The crossroads highway town of Fort MacLeod marries military history with Indigenous legacy, and timeless prairie beauty with a modernizing downtown strip. Weekend warriors would do well to get off work early on Friday so as to rush to The Fort Museum, which is unfortunately closed on Saturday and Sunday. A bit of hooky will be worth it to wade within the barracks and learn about the North-West Mounted Police from period-appropriate actors and displays. The anachronistic post has also evolved into the First Nations Interpretive Center to further round out the history of the area. On that note, just a few minutes west of town, the Head-Smashed-In Buffalo Jump World Heritage Site is not only a scenic bluff, but a testament to the hunting practices of the land's early occupants.

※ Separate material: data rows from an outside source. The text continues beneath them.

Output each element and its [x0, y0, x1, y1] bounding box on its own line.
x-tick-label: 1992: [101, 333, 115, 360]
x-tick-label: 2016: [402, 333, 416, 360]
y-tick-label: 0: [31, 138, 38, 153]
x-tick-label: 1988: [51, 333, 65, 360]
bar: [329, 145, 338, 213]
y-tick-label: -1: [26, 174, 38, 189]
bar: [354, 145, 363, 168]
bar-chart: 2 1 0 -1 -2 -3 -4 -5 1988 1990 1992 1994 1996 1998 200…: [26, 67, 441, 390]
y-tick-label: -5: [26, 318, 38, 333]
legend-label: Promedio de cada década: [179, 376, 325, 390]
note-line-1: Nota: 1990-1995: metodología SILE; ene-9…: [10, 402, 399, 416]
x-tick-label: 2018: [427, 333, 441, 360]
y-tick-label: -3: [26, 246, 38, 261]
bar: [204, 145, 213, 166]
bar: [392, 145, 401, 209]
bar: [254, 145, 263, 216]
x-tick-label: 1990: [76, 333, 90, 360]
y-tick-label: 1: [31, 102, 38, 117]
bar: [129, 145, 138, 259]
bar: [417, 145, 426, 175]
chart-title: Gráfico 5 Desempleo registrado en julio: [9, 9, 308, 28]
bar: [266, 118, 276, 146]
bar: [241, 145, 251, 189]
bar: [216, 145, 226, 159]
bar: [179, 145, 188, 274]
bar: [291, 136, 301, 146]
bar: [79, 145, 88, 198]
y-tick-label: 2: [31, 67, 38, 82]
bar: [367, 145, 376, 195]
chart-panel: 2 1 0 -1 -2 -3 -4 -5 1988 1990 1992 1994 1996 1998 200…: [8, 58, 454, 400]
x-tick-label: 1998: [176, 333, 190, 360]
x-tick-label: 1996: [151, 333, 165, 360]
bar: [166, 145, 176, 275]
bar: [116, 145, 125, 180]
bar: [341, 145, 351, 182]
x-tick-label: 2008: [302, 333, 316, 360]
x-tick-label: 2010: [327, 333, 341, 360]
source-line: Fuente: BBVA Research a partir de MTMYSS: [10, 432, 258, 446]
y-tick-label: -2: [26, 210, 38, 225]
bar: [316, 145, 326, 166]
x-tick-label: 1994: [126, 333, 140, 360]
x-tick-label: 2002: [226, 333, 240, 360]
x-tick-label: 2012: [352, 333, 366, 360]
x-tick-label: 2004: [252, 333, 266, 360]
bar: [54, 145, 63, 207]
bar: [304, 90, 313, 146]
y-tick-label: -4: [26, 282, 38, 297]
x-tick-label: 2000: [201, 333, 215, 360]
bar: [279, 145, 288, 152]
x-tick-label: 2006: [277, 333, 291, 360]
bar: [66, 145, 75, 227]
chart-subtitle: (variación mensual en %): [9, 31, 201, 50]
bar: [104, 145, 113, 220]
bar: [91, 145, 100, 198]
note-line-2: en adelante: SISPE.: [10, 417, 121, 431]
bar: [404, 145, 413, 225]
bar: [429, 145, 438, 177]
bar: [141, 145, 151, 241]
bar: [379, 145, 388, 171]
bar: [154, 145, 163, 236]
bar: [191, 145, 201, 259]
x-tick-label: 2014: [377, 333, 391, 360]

Back on Fort MacLeod's main street (i.e. 24th Street), visitors can explore the hipster establishments of this tumbleweed town. You might even recognize the backdrop from a few major Hollywood productions. Blackwood Coffee Co. and Stronghold Brewing Co. are welcoming places to window watch for a while, and across the street, the neon-illuminated Empress Theatre always has a compelling lineup of performances on deck for the weekend.
Drumheller

Alberta is rightfully revered for its mountains and prairies, but for our final weekend adventure, let's turn to its third set of assets: dinosaurs and badlands. Known as the "Dinosaur Capital of the World," a visit to Drumheller is sure to satiate the amateur paleontologist in us all. One day can be spent on a scavenger hunt for all the colorful dinosaur monuments around town (some on top of buildings, others on bus-stop benches) - including, of course, Tyra, the world's largest dinosaur (25 meters/86 feet). The next day can incorporate a side quest to the Royal Tyrrell Museum/Midland Provincial Park, where some of North America's finest and most comprehensive collections of fossils are arranged according to eons, and where visitors can hike through the very striated, hoodoo scattered Badlands in which these prehistoric giants continue to be unearthed.
Parting Thoughts
Whether you have summit fever, a propensity for the water, or a fascination for the prairies, Alberta is happy to accommodate. These nine small towns set the stage for endless adventures, but also oblige the quieter pleasures that one might crave at the end of a long work week. There's no wrong way to enjoy your weekend, especially if you spend it in and around one of these Alberta towns.